- The Washington Times - Wednesday, May 24, 2017

Fox News floundered in the ratings among 25- to 54-year-olds last week on the heels of a record-setting first quarter as audiences within the coveted age range tuned to the competition for prime-time cable news coverage.

More viewers between the ages of 25 and 54 watched MSNBC during the 8 to 11 p.m time slot Monday through Friday last week than CNN or Fox News, Nielsen Research said Monday, as reported by AdWeek — about 611,000 average nightly viewers compared to CNN’s 589,000 and Fox’s 497,000.

The latest numbers mark the best week for MSNBC’s prime-time programming in its 21-year history with respect to audiences in the age range most important to advertisers. Fox News, meanwhile, finished in third place in that category five consecutive days for the first time since June 2000, AdWeek reported.

Despite placing third in prime-time among 25- to 54-year-olds, Fox News still bested both MSNBC and CNN in terms of total viewership last week: Fox News attracted an average of 2.209 million daily viewers last week, compared to 1.857 million for MSNBC and 1.426 million for CNN.

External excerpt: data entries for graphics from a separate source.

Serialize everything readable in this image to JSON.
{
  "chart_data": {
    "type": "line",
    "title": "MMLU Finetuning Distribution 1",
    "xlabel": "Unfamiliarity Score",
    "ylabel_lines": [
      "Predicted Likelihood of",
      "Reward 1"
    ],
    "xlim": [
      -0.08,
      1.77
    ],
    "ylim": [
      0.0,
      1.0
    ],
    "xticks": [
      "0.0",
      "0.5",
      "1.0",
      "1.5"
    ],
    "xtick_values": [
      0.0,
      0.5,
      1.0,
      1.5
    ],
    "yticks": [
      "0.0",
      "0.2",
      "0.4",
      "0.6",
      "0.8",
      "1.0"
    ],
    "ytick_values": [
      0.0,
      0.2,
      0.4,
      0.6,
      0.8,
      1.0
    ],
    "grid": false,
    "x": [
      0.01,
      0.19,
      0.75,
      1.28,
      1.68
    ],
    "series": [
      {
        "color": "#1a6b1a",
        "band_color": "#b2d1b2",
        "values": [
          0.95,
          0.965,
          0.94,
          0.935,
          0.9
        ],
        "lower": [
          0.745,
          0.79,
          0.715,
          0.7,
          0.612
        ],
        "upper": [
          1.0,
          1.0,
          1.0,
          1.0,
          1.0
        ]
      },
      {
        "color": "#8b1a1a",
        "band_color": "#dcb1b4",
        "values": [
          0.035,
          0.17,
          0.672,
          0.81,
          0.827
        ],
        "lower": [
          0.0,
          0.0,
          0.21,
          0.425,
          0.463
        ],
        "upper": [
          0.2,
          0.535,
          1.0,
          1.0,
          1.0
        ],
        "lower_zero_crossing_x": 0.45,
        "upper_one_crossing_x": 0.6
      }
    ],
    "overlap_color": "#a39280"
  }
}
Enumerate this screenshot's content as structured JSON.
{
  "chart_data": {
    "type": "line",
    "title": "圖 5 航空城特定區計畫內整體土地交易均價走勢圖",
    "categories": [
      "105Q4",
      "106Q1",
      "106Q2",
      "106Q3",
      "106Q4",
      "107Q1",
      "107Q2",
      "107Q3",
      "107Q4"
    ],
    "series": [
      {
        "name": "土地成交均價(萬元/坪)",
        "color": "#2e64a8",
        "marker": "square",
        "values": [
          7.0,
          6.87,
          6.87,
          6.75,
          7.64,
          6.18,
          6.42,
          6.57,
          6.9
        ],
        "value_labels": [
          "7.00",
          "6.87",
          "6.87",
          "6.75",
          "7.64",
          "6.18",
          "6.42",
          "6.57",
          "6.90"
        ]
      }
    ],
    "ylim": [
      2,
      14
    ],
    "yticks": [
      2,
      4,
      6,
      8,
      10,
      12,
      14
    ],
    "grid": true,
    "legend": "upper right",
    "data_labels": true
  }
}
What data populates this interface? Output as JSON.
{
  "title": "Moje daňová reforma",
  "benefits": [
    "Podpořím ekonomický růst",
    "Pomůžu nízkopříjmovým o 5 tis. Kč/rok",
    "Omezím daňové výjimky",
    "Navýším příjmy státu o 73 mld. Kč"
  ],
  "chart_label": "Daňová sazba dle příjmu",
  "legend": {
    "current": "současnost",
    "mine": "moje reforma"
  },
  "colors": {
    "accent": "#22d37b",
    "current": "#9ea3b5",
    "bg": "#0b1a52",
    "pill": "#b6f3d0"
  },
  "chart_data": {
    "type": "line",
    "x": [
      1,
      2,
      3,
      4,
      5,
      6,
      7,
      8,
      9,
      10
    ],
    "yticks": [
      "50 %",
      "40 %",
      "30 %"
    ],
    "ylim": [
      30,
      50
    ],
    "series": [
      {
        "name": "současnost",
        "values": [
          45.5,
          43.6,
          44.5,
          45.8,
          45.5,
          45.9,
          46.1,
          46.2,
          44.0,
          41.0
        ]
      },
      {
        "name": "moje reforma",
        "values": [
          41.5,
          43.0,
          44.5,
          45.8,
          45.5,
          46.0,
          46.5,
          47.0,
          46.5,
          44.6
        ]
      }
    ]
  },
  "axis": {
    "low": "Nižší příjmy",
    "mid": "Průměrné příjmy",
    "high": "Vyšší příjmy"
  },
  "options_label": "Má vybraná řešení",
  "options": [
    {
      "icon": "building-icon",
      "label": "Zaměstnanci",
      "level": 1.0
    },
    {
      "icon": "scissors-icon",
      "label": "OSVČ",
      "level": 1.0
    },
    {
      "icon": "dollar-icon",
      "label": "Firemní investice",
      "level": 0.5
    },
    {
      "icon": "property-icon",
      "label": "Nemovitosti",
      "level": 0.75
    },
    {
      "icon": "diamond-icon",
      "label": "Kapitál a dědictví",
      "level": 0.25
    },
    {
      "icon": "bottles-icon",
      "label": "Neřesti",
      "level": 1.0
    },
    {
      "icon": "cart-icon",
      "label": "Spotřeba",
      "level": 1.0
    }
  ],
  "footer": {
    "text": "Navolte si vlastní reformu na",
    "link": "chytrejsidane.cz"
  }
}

In March, Fox News boasted the highest-rated quarter in cable news history after drawing in an average of 1.72 million daytime viewers and a nightly prime-time audience of about 2.89 million. Scandals have since befallen Fox News and its anchors, however, resulting in a recent prime-time revamping potentially to blame for the latest lackluster ratings.

Fox News fired longtime anchor Bill O’Reilly last month amid a series of sexual harassment allegations and subsequently shuffled fellow conservative pundit Tucker Carlson into the 8 p.m. time slot previously held by “The O’Reilly Factor.”

Fox has also moved “The Five” from 5 to 9 p.m., putting the program and its rotating cast of co-hosts head-to-head with MSNBC’s wildly successful “The Rachel Maddow Show,” last week’s most-watched cable news show with an average audience of 2.9 million viewers, according to Nielsen data.

Fox News host Sean Hannity, meanwhile, attracted controversy in his own right this month for repeatedly peddling a conspiracy theory involving the death of Seth Rich, a slain Democratic National Convention staffer who was murdered last year in Washington, D.C.

Fox News retracted an article about Rich from its website Tuesday amid complaints from the victim’s family, and Mr. Hannity announced hours later that he will no longer discuss the murder “out of respect for the family’s wishes — for now.”